PtRu₅ (CO)₁₃ (PBu₃^t) (μ₃ - PhC₂ H) (μ₅ - C) (2) has been shown to be a catalyst precursor for the hydrogenation of PhC₂H to styrene and ethylbenzene. Three new organometallic products have been found in the catalyst solutions. These are Ru₅ (CO)₁₂ (μ₅ - C) [PtPBu₃^t] (μ₃ - PhC₂ H) (μ - H)₂ (4), Pt (PBu₃^t) (PhC₂ H) (CO) (5), and Ru₅(CO)₁₁(μ₄-CCHCPh)(μ₄-HC₂Ph)(μ₃-HC₂Ph) (6). Compounds 4-6 have been synthesized independently and structurally characterized and each one has been tested independently for its ability to produce hydrogenation of PhC₂H catalytically.

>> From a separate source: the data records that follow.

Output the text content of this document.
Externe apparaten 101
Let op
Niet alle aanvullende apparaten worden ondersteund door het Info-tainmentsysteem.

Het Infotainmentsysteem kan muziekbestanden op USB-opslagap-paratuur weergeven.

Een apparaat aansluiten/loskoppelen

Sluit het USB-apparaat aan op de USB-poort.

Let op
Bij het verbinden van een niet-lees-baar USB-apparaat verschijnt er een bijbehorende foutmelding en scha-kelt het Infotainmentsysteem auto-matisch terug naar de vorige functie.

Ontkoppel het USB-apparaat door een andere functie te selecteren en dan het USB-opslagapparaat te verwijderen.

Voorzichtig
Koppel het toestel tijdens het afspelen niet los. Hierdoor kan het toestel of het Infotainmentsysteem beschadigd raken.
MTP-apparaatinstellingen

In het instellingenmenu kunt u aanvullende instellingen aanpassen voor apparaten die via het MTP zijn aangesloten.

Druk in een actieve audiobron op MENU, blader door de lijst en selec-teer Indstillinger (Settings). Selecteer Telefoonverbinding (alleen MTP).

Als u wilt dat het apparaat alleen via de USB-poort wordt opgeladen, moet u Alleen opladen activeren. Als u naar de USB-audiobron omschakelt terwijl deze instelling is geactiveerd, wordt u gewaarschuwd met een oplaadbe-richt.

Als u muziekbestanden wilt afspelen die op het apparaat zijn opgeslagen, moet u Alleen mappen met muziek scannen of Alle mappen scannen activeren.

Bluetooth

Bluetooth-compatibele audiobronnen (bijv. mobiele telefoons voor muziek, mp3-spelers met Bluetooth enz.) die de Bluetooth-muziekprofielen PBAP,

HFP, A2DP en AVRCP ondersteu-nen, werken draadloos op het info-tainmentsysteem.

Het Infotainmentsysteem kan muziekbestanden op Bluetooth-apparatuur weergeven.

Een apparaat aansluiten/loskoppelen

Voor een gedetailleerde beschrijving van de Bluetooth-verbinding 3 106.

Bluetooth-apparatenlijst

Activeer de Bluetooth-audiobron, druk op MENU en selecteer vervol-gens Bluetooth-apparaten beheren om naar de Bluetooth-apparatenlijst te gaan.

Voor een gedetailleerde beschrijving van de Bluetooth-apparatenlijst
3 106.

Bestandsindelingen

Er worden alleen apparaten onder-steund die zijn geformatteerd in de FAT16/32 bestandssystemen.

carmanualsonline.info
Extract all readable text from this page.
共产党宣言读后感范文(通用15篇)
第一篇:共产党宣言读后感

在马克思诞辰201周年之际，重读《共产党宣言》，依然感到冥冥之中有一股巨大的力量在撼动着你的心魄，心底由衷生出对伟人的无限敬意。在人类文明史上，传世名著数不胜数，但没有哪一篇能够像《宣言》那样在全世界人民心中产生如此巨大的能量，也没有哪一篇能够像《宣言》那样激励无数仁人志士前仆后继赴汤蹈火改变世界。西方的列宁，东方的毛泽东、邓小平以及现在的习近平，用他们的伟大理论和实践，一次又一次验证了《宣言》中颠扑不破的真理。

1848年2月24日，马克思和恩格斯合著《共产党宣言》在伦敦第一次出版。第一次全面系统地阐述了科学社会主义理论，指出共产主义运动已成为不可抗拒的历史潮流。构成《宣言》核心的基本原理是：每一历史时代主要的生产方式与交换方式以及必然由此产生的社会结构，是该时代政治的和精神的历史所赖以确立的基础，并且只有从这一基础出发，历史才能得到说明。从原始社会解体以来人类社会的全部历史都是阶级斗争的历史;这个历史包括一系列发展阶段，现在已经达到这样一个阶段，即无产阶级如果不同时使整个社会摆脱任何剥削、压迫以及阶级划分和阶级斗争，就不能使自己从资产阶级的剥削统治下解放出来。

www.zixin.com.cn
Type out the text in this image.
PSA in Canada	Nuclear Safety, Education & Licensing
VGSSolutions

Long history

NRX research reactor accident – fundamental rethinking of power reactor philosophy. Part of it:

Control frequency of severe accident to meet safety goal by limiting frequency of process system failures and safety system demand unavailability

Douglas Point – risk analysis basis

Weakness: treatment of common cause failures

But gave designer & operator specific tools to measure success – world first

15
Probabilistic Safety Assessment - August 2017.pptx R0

Compound 4 contains an open square-pyramidal cluster of five ruthenium atoms with one platinum atom bridging an edge of the cluster. It is structurally related to 2 but contains one less CO ligand and two hydrido ligands formed by the addition of one equivalent of hydrogen to the metal cluster. It can be obtained directly from 2 by reaction with hydrogen in the presence of trimethylamine oxide. Compound 5 is a tricoordinated mononuclear platinum complex containing one PBu₃^t ligand, one CO ligand and one μ₂-PhC₂H ligand. Compound 5 can be obtained directly from Pt (PBu₃^t)₂ by reaction with PhC₂H under an atmosphere of CO. Compound 6 was obtained from the reaction of Ru₅(CO)₁₅(μ₅-C) with PhC₂H in the presence of UV-Vis irradiation. Compound 6 contains three equivalents of PhC₂H; one is present as triply bridging PhC₂H ligand; one is a quadruply bridging ligand; the third one has formed a bond to the carbido ligand in the center of the metal cluster to form a novel tetra-metallated allyl ligand. Compound 5 has the highest catalytic activity of all three compounds and is believed to be responsible for the vast majority of the catalytic hydrogenation produced from the solutions of 2. Compound 4 is transformed into 5 under the conditions of catalysis.